14.7 Contractive Autoencoders

The contractive autoencoder introduces an explicit regularizer on the code h =f(x), encouraging the derivatives of f to be small as possible

\[\Omega (h) = \lambda ||\frac{\partial f(x)}{\partial x}||_F^2\]

This penalty: sum of squared elements of Jacobian matrix of partial deirvatives associated with encoder function.

With small Gaussian noise on input, DAE is equivalent to a contractive penalty on the reconstruction function that maps x to \(r=g(f(x))\). In orther words, DAE make the reconstruction function resist small but finit sized perturbations of the input value.

Review from 14.5.1 Estimating the score

Score matching (Hyvärinen, 2005) is an alternative to maximum likelihood. It provides a consistent estimator of probability distributions based on encouraging the model to have the same score as the data distribution at every training point x. In this context, the score is a particular gradient field:∇xlog p(x).

Denoising training of a specific kind of autoencoder (sigmoidal hidden units,linear reconstruction units) using Gaussian noise and mean squared error as the reconstruction cost is equivalent (Vincent, 2011) to training a specific kind of undirected probabilistic model called an RBM with Gaussian visible units.

CAE is trained to resist perturbation of its input, it is encouraged to map a neighborhood of input to a smaller neighborhood of output space.

CAE is contractive only locally – all pertubations if a training point x are mapped near to f(x). Globally, two different points x and x’ maybe mapped to f(x) and f(x’) points that are farther apart from original points.

We can think of J at point x as approximating nonlinear encoder as be a linear operator. A linear operator is said to be contractive if the norm Jx remains less than or equal to 1 for all unit-norm x.
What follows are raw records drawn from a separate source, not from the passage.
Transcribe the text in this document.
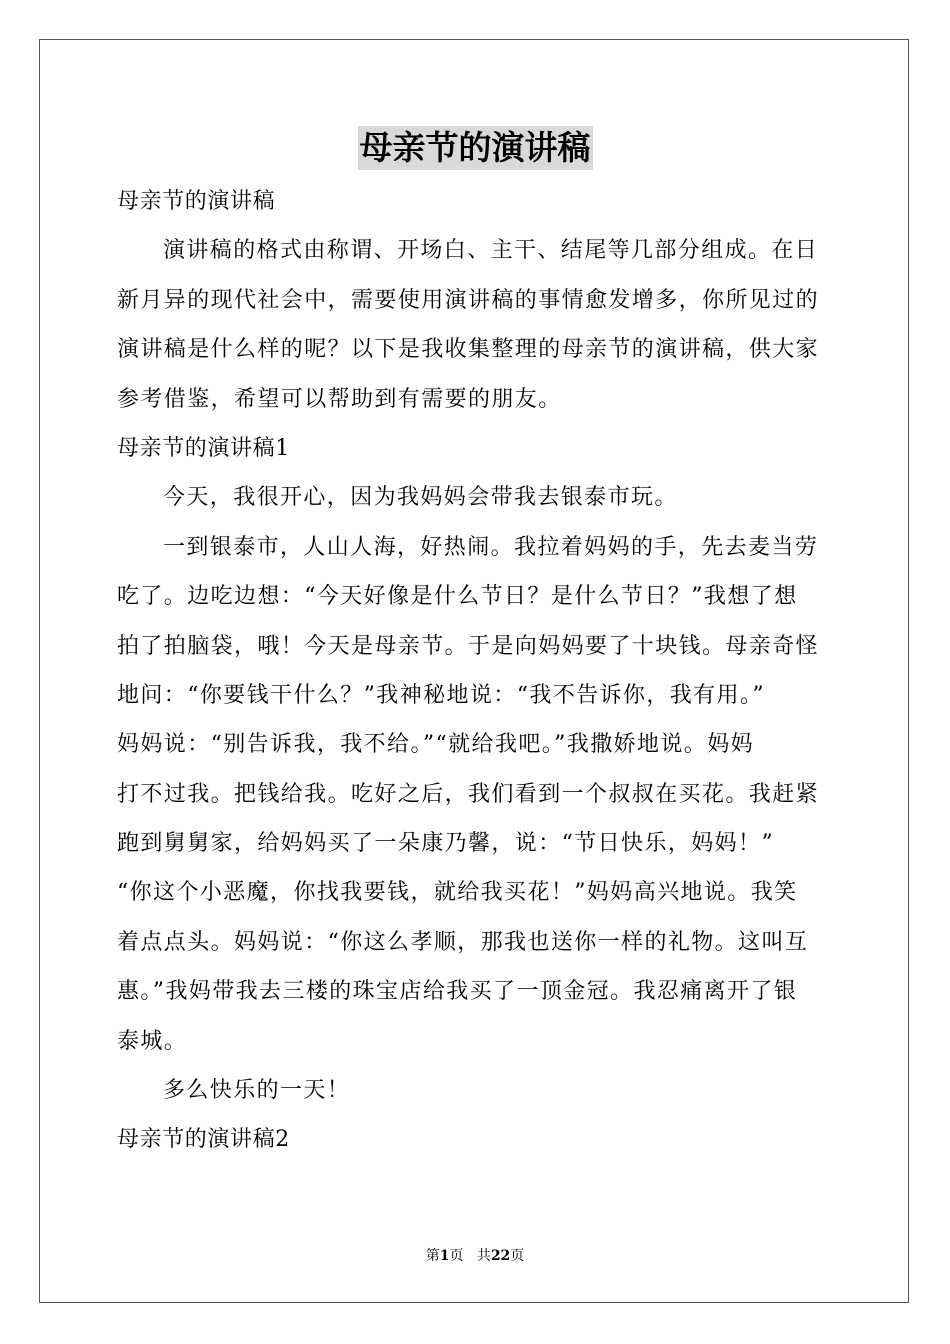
母亲节的演讲稿
母亲节的演讲稿
演讲稿的格式由称谓、开场白、主干、结尾等几部分组成。在日
新月异的现代社会中，需要使用演讲稿的事情愈发增多，你所见过的
演讲稿是什么样的呢？以下是我收集整理的母亲节的演讲稿，供大家
参考借鉴，希望可以帮助到有需要的朋友。
母亲节的演讲稿1
今天，我很开心，因为我妈妈会带我去银泰市玩。
一到银泰市，人山人海，好热闹。我拉着妈妈的手，先去麦当劳
吃了。边吃边想：“今天好像是什么节日？是什么节日？”我想了想
拍了拍脑袋，哦！今天是母亲节。于是向妈妈要了十块钱。母亲奇怪
地问：“你要钱干什么？”我神秘地说：“我不告诉你，我有用。”
妈妈说：“别告诉我，我不给。”“就给我吧。”我撒娇地说。妈妈
打不过我。把钱给我。吃好之后，我们看到一个叔叔在买花。我赶紧
跑到舅舅家，给妈妈买了一朵康乃馨，说：“节日快乐，妈妈！”
“你这个小恶魔，你找我要钱，就给我买花！”妈妈高兴地说。我笑
着点点头。妈妈说：“你这么孝顺，那我也送你一样的礼物。这叫互
惠。”我妈带我去三楼的珠宝店给我买了一顶金冠。我忍痛离开了银
泰城。
多么快乐的一天！
母亲节的演讲稿2
第1页 共22页
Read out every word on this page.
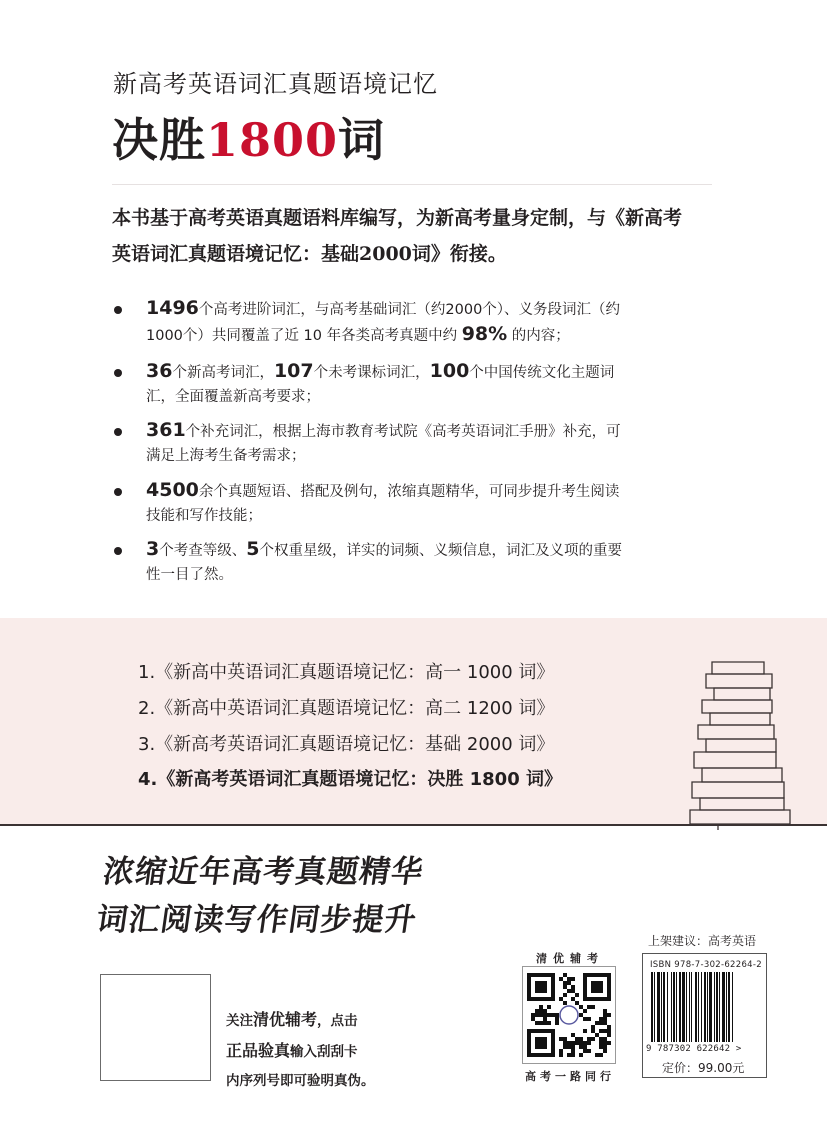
新高考英语词汇真题语境记忆
决胜1800词
本书基于高考英语真题语料库编写，为新高考量身定制，与《新高考
英语词汇真题语境记忆：基础2000词》衔接。
1496个高考进阶词汇，与高考基础词汇（约2000个）、义务段词汇（约
1000个）共同覆盖了近 10 年各类高考真题中约 98% 的内容；
36个新高考词汇，107个未考课标词汇，100个中国传统文化主题词
汇，全面覆盖新高考要求；
361个补充词汇，根据上海市教育考试院《高考英语词汇手册》补充，可
满足上海考生备考需求；
4500余个真题短语、搭配及例句，浓缩真题精华，可同步提升考生阅读
技能和写作技能；
3个考查等级、5个权重星级，详实的词频、义频信息，词汇及义项的重要
性一目了然。
1.《新高中英语词汇真题语境记忆：高一 1000 词》
2.《新高中英语词汇真题语境记忆：高二 1200 词》
3.《新高考英语词汇真题语境记忆：基础 2000 词》
4.《新高考英语词汇真题语境记忆：决胜 1800 词》
浓缩近年高考真题精华
词汇阅读写作同步提升
关注清优辅考，点击
正品验真输入刮刮卡
内序列号即可验明真伪。
清优辅考
高考一路同行
上架建议：高考英语
ISBN 978-7-302-62264-2
9 787302 622642 >
定价：99.00元
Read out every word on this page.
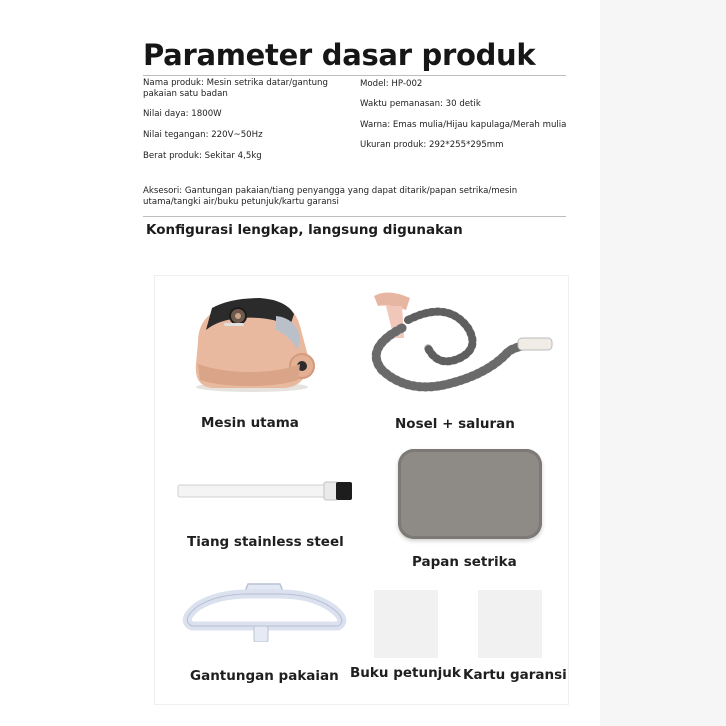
Parameter dasar produk
Nama produk: Mesin setrika datar/gantung pakaian satu badan
Nilai daya: 1800W
Nilai tegangan: 220V~50Hz
Berat produk: Sekitar 4,5kg
Model: HP-002
Waktu pemanasan: 30 detik
Warna: Emas mulia/Hijau kapulaga/Merah mulia
Ukuran produk: 292*255*295mm
Aksesori: Gantungan pakaian/tiang penyangga yang dapat ditarik/papan setrika/mesin utama/tangki air/buku petunjuk/kartu garansi
Konfigurasi lengkap, langsung digunakan
Mesin utama	Nosel + saluran
Tiang stainless steel
Papan setrika
Gantungan pakaian Buku petunjuk Kartu garansi
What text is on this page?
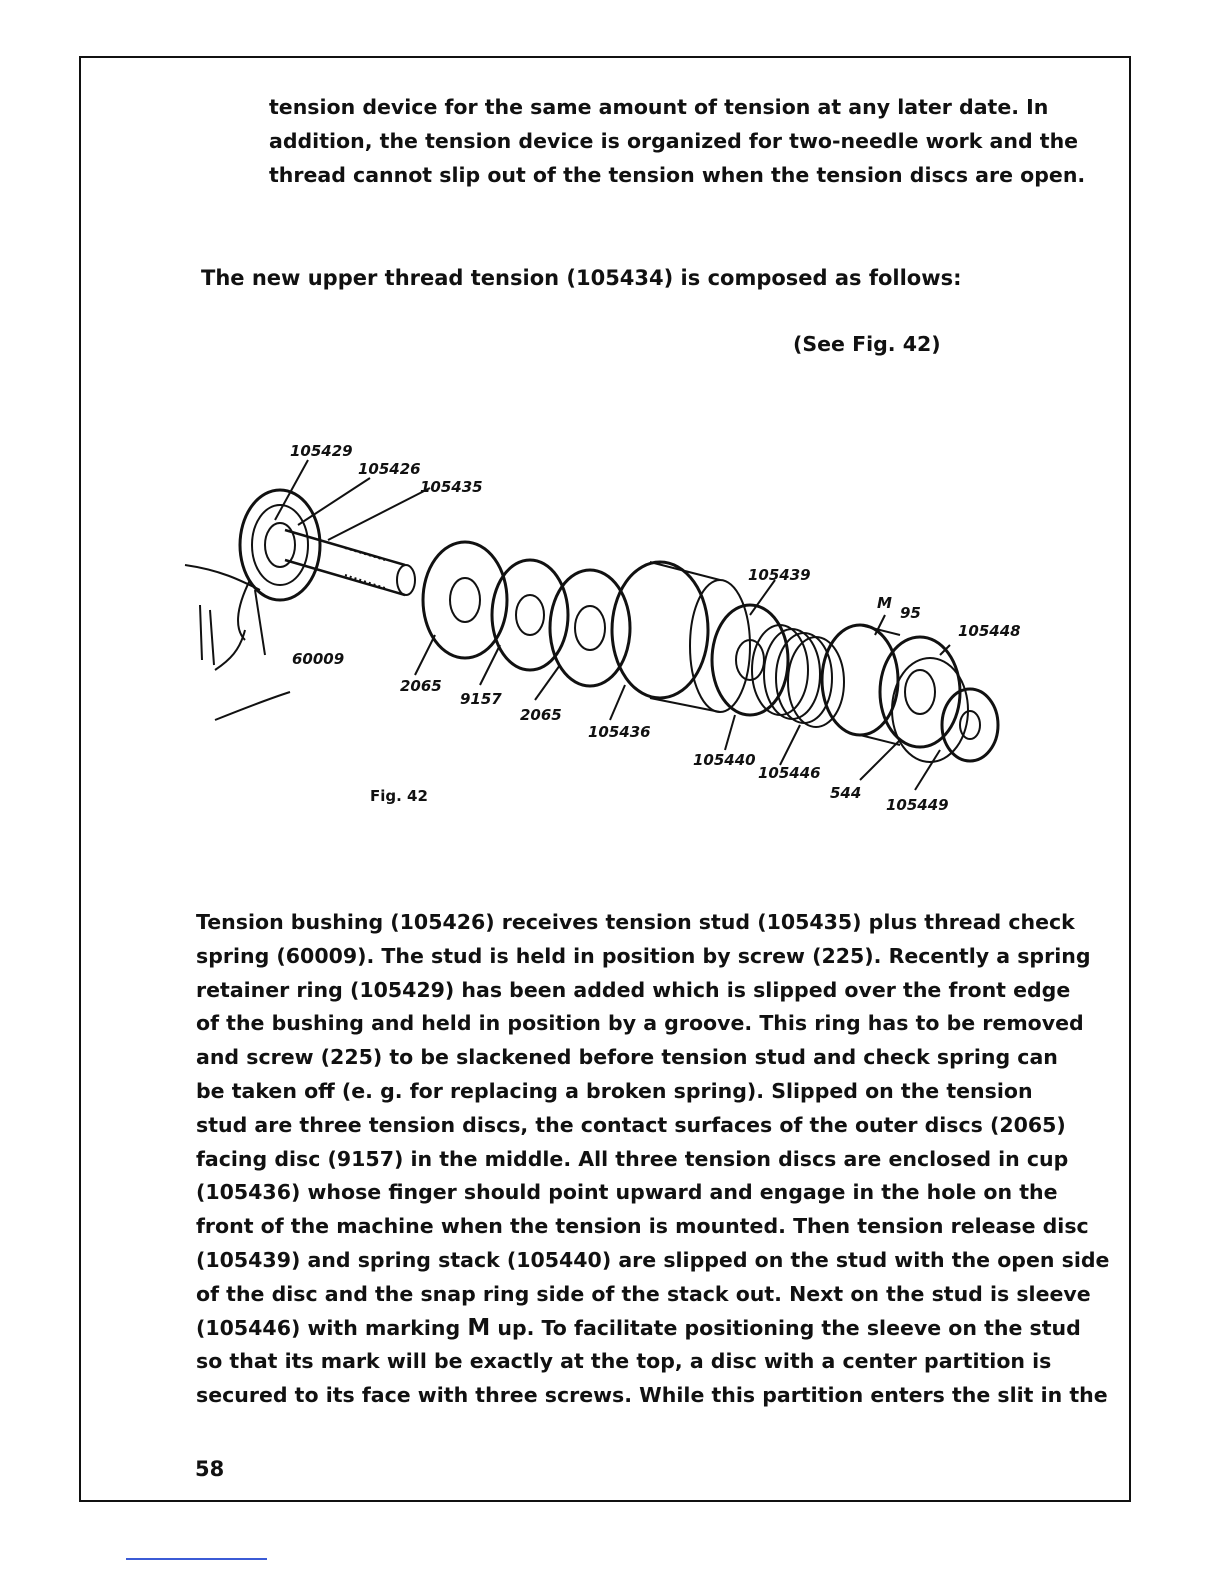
tension device for the same amount of tension at any later date. In
addition, the tension device is organized for two-needle work and the
thread cannot slip out of the tension when the tension discs are open.
The new upper thread tension (105434) is composed as follows:
(See Fig. 42)
105429
105426
105435
60009
2065
9157
2065
105436
105439
M
95
105448
105440
105446
544
105449
Fig. 42
Tension bushing (105426) receives tension stud (105435) plus thread check
spring (60009). The stud is held in position by screw (225). Recently a spring
retainer ring (105429) has been added which is slipped over the front edge
of the bushing and held in position by a groove. This ring has to be removed
and screw (225) to be slackened before tension stud and check spring can
be taken off (e. g. for replacing a broken spring). Slipped on the tension
stud are three tension discs, the contact surfaces of the outer discs (2065)
facing disc (9157) in the middle. All three tension discs are enclosed in cup
(105436) whose finger should point upward and engage in the hole on the
front of the machine when the tension is mounted. Then tension release disc
(105439) and spring stack (105440) are slipped on the stud with the open side
of the disc and the snap ring side of the stack out. Next on the stud is sleeve
(105446) with marking M up. To facilitate positioning the sleeve on the stud
so that its mark will be exactly at the top, a disc with a center partition is
secured to its face with three screws. While this partition enters the slit in the
58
We can think of the CAE as penalizing the Frobenius norm of the local linear approaximation of f(x) at every training point x in order to encourage each of these lcoal linear operators to become a contraction.

Review on 14.6: Two forces of autoencoder training procedure:

  1. Learning a representation h of training examples x. Autoencoder need not successfully reconstruct inputs that are not probale under data generating distribution since x is drawn from the training data, not directly from data generating distribution.
  2. Satisfying the constraint or regularization penalty such as below which perfer solutions that are less sensitive to the input.

In case of CAE, we have two force

  • Reconstruction error
  • Contractive penalty

Direction with large Jx rapidly change h => likely to be the direction that approximate the tangent planes of the manifold. Training CAE results in most singular values of J dropping below 1. Th direction with largest singular values are interpreted as the tangent directions that CAE has learned.

Issue: cheap to compute in the case of a single hiddne layer but much more expensive to in the case of deeper autoencoder
Stratege: seperately train a series of single layer autoencoders, each trained to reconstruct the previous autoencoder’s hidden layer.
Issue: contraction penalty can obtain useless result. Eg: Encoder: multiply input by \(\epsilon\); decoder: divide code by \(\epsilon\). As \(\epsilon\) approaches0, contractive penalty approaches 0 without learning anything and decoder maintain perfect reconstruction.
Stratege: Tying the weights of f and g. Both f and g are standard neural network consisting of an affine followed by element wise nonlinearity, so it is straightforward to set the weight matrix of g to be the transpose of the weight matrix of f.